At the outset, it is important to clarify that the fate of Pakistani prisoners in Saudi Arabia must be considered in the context of a legal system that organisations like Amnesty International and Human Rights Watch have repeatedly criticised for its serious shortcomings; the absence of a penal code, a total disregard for due process, ill-defined thresholds for the evidence required to ‘convict’ those accused of crimes, lack of access to lawyers, and the frequent use of torture to solicit ‘confessions’, all reflect the arbitrary and capricious nature of the Saudi ‘justice’ system. The problem is compounded when considering how many of the Pakistanis imprisoned in Saudi Arabia, often travelling there to engage in manual labour, come from socioeconomically deprived backgrounds, lacking both the education and resources through which to engage with the Saudi legal system, as well as the legal and consular help that might aid in overcoming some of these constraints.
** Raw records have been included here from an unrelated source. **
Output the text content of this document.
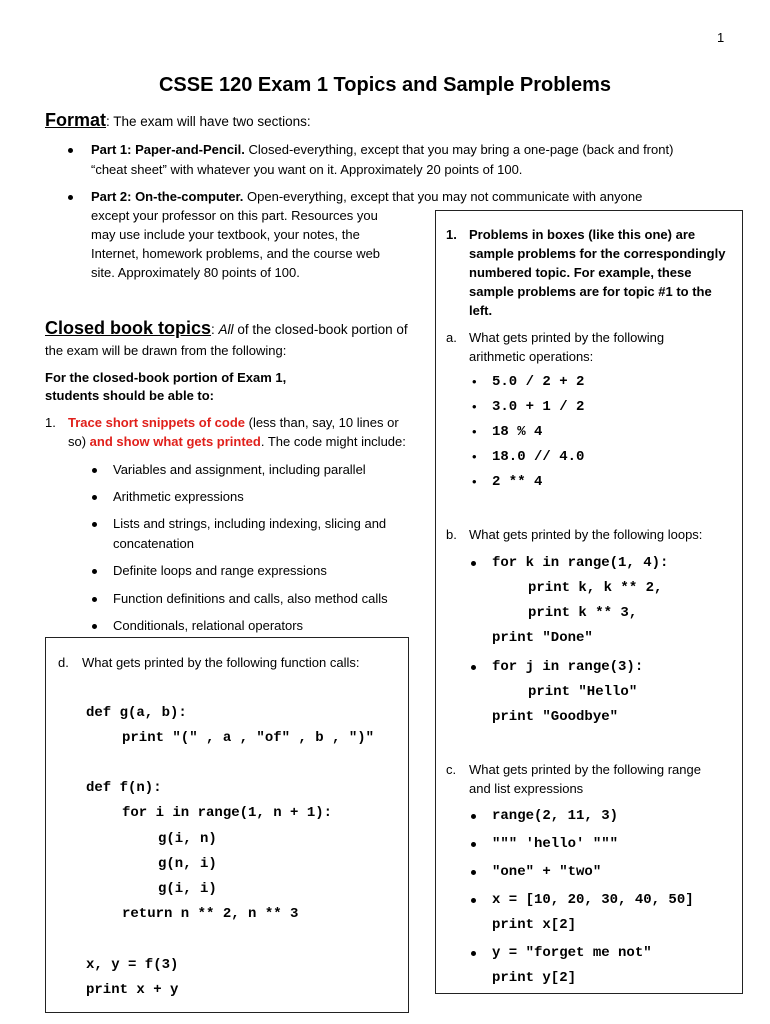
1
CSSE 120 Exam 1 Topics and Sample Problems
Format: The exam will have two sections:
Part 1: Paper-and-Pencil. Closed-everything, except that you may bring a one-page (back and front)
“cheat sheet” with whatever you want on it. Approximately 20 points of 100.
Part 2: On-the-computer. Open-everything, except that you may not communicate with anyone
except your professor on this part. Resources you
may use include your textbook, your notes, the
Internet, homework problems, and the course web
site. Approximately 80 points of 100.
Closed book topics: All of the closed-book portion of
the exam will be drawn from the following:
For the closed-book portion of Exam 1,
students should be able to:
1. Trace short snippets of code (less than, say, 10 lines or
so) and show what gets printed. The code might include:
Variables and assignment, including parallel
Arithmetic expressions
Lists and strings, including indexing, slicing and
concatenation
Definite loops and range expressions
Function definitions and calls, also method calls
Conditionals, relational operators
d. What gets printed by the following function calls:
def g(a, b):
print "(" , a , "of" , b , ")"
def f(n):
for i in range(1, n + 1):
g(i, n)
g(n, i)
g(i, i)
return n ** 2, n ** 3
x, y = f(3)
print x + y
1. Problems in boxes (like this one) are
sample problems for the correspondingly
numbered topic. For example, these
sample problems are for topic #1 to the
left.
a. What gets printed by the following
arithmetic operations:
• 5.0 / 2 + 2
• 3.0 + 1 / 2
• 18 % 4
• 18.0 // 4.0
• 2 ** 4
b. What gets printed by the following loops:
for k in range(1, 4):
print k, k ** 2,
print k ** 3,
print "Done"
for j in range(3):
print "Hello"
print "Goodbye"
c. What gets printed by the following range
and list expressions
range(2, 11, 3)
""" 'hello' """
"one" + "two"
x = [10, 20, 30, 40, 50]
print x[2]
y = "forget me not"
print y[2]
To convict people on the basis of a process that could be called dysfunctional at best is bad enough. To go ahead and use these questionable convictions to deprive people of their lives, often through public executions involving beheading, is even worse. When ISIS does this, people around the world are rightly repulsed by the barbarity of their actions but for some reason, Saudi efforts in this regard barely evoke even a whisper of condemnation.
As has been argued before in this space, particularly in the wake of the lifting of the moratorium on the death penalty in Pakistan, even if serious moral and procedural objections to capital punishment were to be put aside, the fact remains that it simply does not work.
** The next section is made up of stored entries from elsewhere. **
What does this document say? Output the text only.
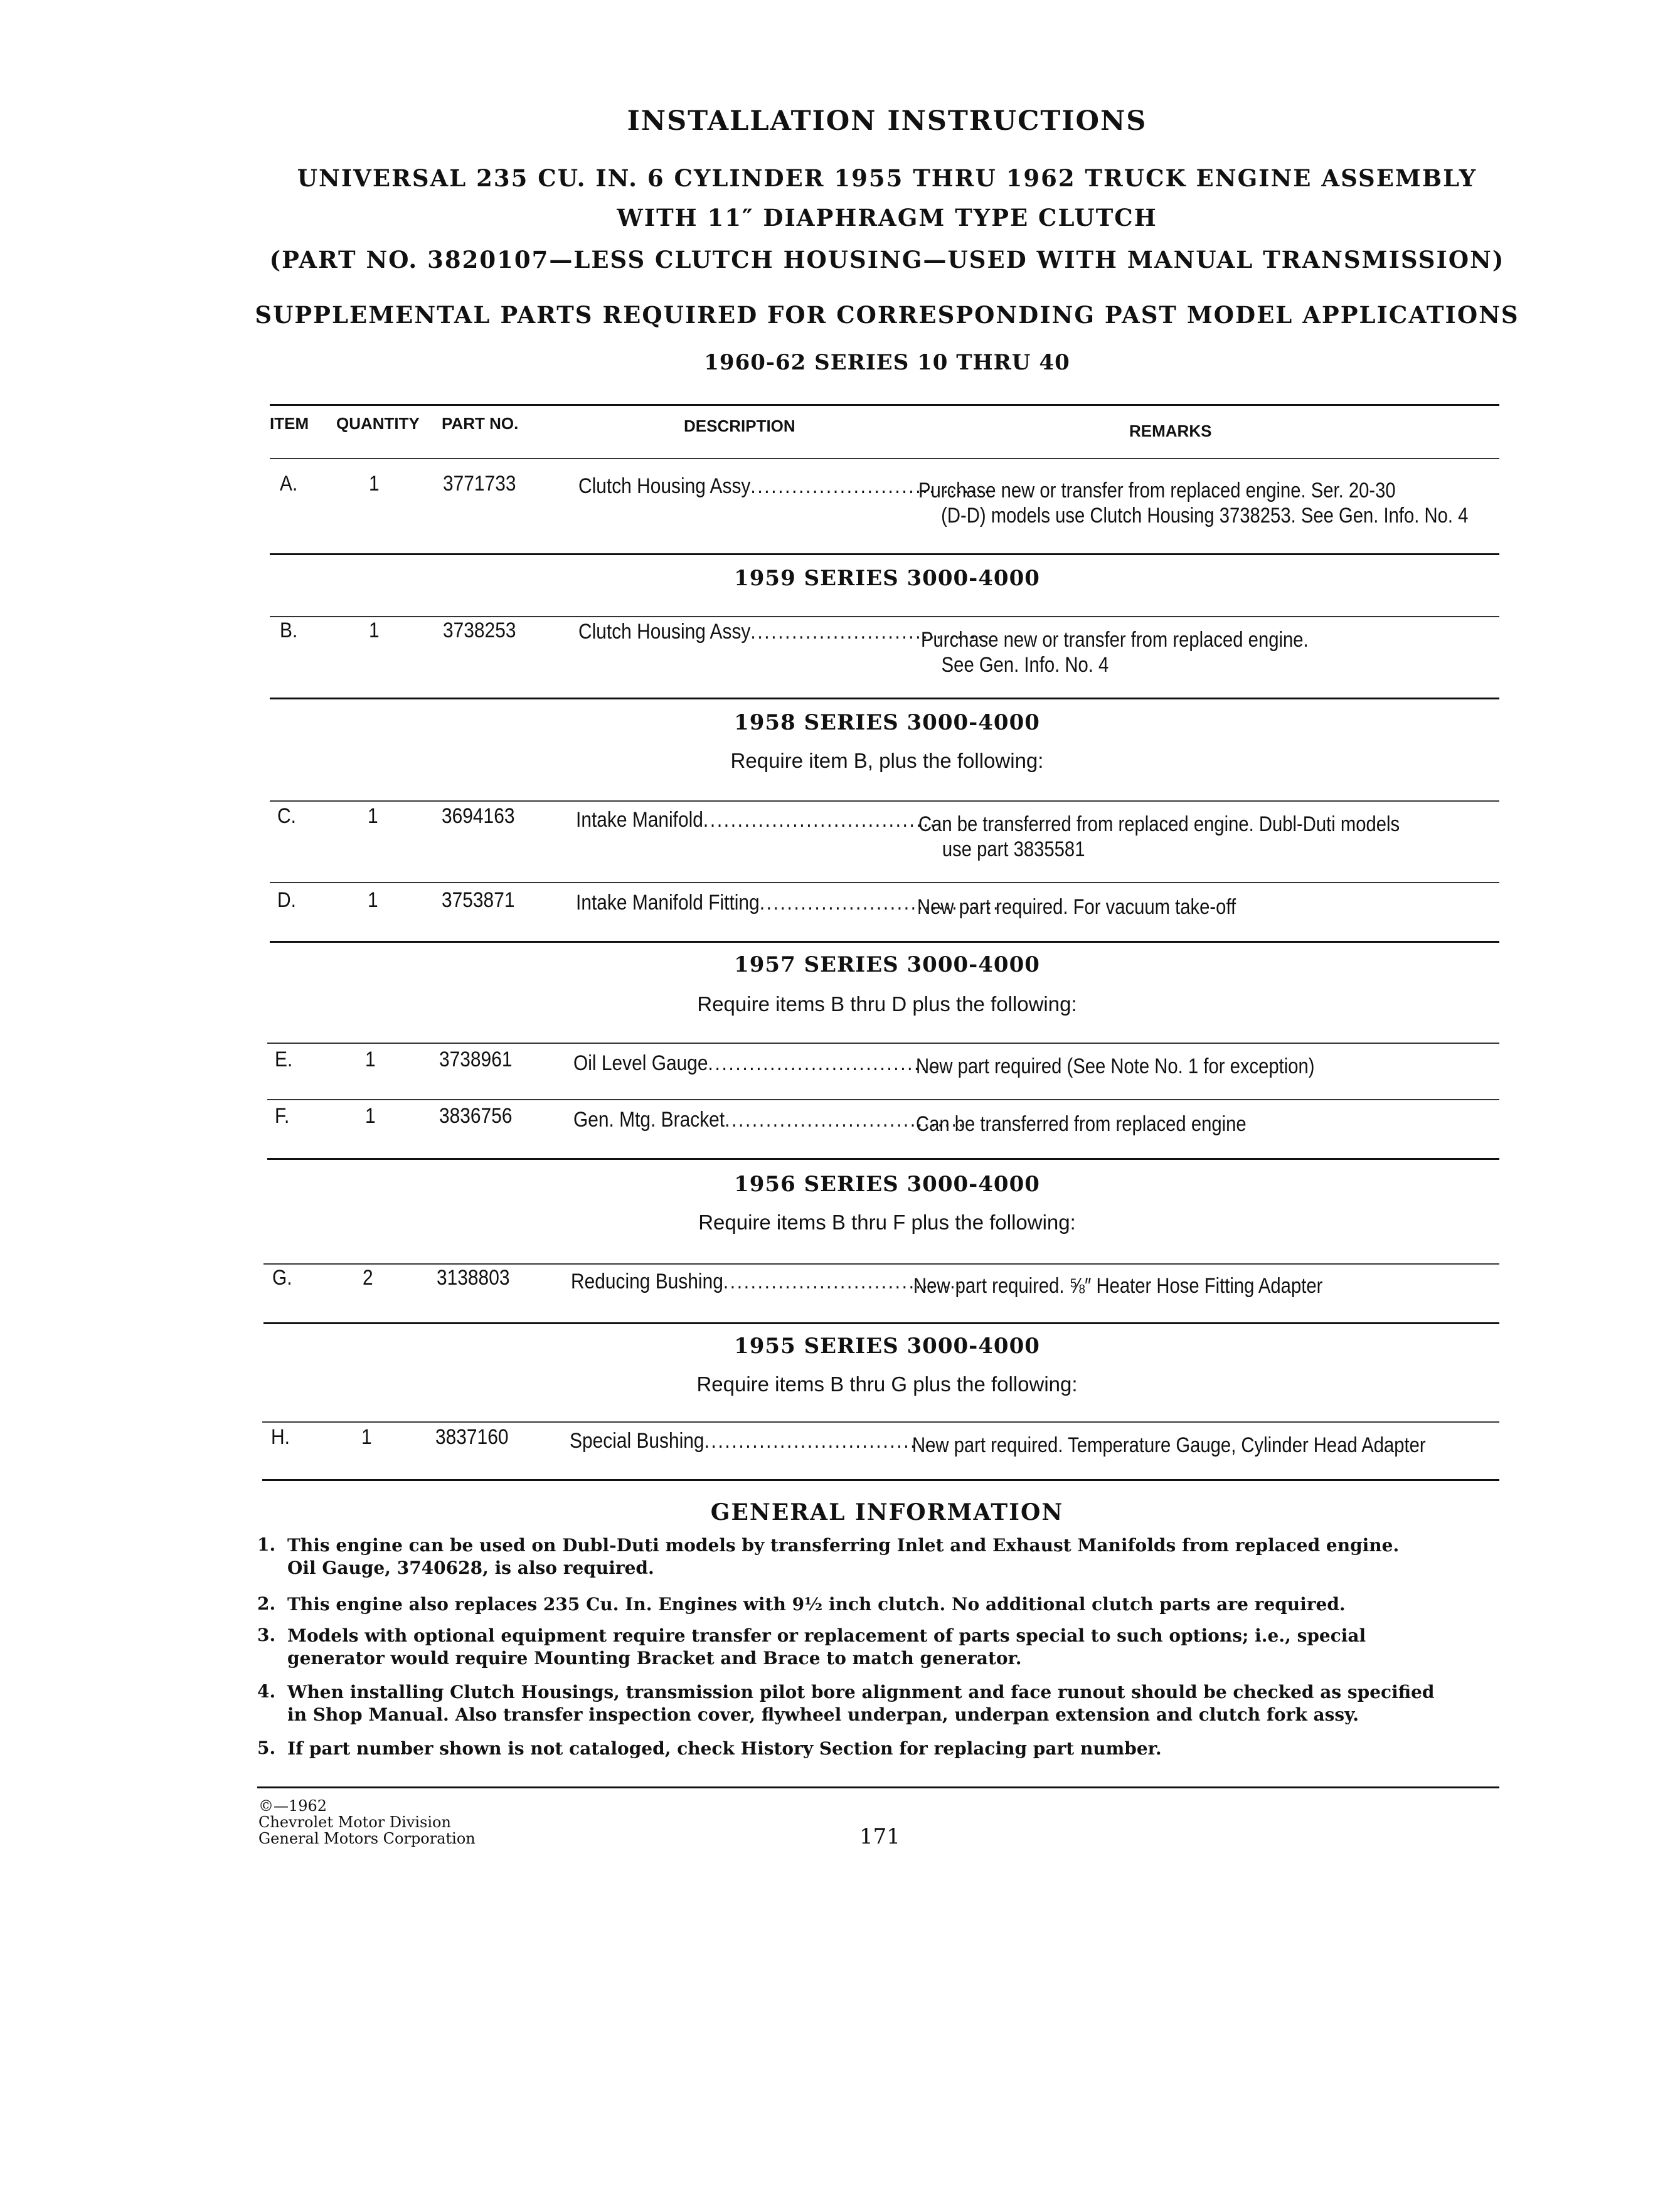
INSTALLATION INSTRUCTIONS
UNIVERSAL 235 CU. IN. 6 CYLINDER 1955 THRU 1962 TRUCK ENGINE ASSEMBLY
WITH 11″ DIAPHRAGM TYPE CLUTCH
(PART NO. 3820107—LESS CLUTCH HOUSING—USED WITH MANUAL TRANSMISSION)
SUPPLEMENTAL PARTS REQUIRED FOR CORRESPONDING PAST MODEL APPLICATIONS
1960-62 SERIES 10 THRU 40
ITEM QUANTITY PART NO.	DESCRIPTION	REMARKS
A.	1	3771733	Clutch Housing Assy...................................
Purchase new or transfer from replaced engine. Ser. 20-30
(D-D) models use Clutch Housing 3738253. See Gen. Info. No. 4
1959 SERIES 3000-4000
B.	1	3738253	Clutch Housing Assy...................................
Purchase new or transfer from replaced engine.
See Gen. Info. No. 4
1958 SERIES 3000-4000
Require item B, plus the following:
C.	1	3694163	Intake Manifold...................................
Can be transferred from replaced engine. Dubl-Duti models
use part 3835581
D.	1	3753871	Intake Manifold Fitting...................................
New part required. For vacuum take-off
1957 SERIES 3000-4000
Require items B thru D plus the following:
E.	1	3738961	Oil Level Gauge...................................
New part required (See Note No. 1 for exception)
F.	1	3836756	Gen. Mtg. Bracket...................................
Can be transferred from replaced engine
1956 SERIES 3000-4000
Require items B thru F plus the following:
G.	2	3138803	Reducing Bushing...................................
New part required. ⅝″ Heater Hose Fitting Adapter
1955 SERIES 3000-4000
Require items B thru G plus the following:
H.	1	3837160	Special Bushing...................................
New part required. Temperature Gauge, Cylinder Head Adapter
GENERAL INFORMATION
1. This engine can be used on Dubl-Duti models by transferring Inlet and Exhaust Manifolds from replaced engine.
Oil Gauge, 3740628, is also required.
2. This engine also replaces 235 Cu. In. Engines with 9½ inch clutch. No additional clutch parts are required.
3. Models with optional equipment require transfer or replacement of parts special to such options; i.e., special
generator would require Mounting Bracket and Brace to match generator.
4. When installing Clutch Housings, transmission pilot bore alignment and face runout should be checked as specified
in Shop Manual. Also transfer inspection cover, flywheel underpan, underpan extension and clutch fork assy.
5. If part number shown is not cataloged, check History Section for replacing part number.
©—1962
Chevrolet Motor Division
General Motors Corporation	171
Defenders of the practice, including the Saudi Interior Ministry, argue that the death penalty acts as a deterrent against crime. Statistically, as research from around the world has repeatedly shown, this is simply not true. However, as the case of alleged Pakistani drug smugglers in Saudi Arabia shows, the entire approach is misguided because it also fails to even correctly identify and deal with the root of the problem. Many of the young men arrested on drug-related charges in Saudi Arabia are little more than unwitting or unwilling mules, either duped into carrying contraband or forced to do so by unscrupulous gangs and traffickers. Condemning these men to death, particularly on the basis of problematic legal proceedings, does little to deter or even impede the activities of the criminal elements directing the drug trade in both Pakistan and Saudi Arabia. As always, it is the poor and marginalised who pay for the sins of the rich and powerful.
Earlier this month, relatives of people incarcerated in Saudi Arabia staged a demonstration in Lahore demanding that the government do something to bring their loved ones, or at least their bodies, back to Pakistan. At the very least, it was asked that the government do what it can to provide these prisoners with legal and consular help. The Justice Project of Pakistan has also lodged a petition to this effect in the Lahore High Court, with the hope being that this could compel the government to take action in support of citizens who have essentially been abandoned abroad. Unlike Zaid Hamid, whose celebrity drew attention to his case, the vast majority of Pakistani prisoners in Saudi Arabia remain unseen and unheard and for some of them, time is rapidly running out.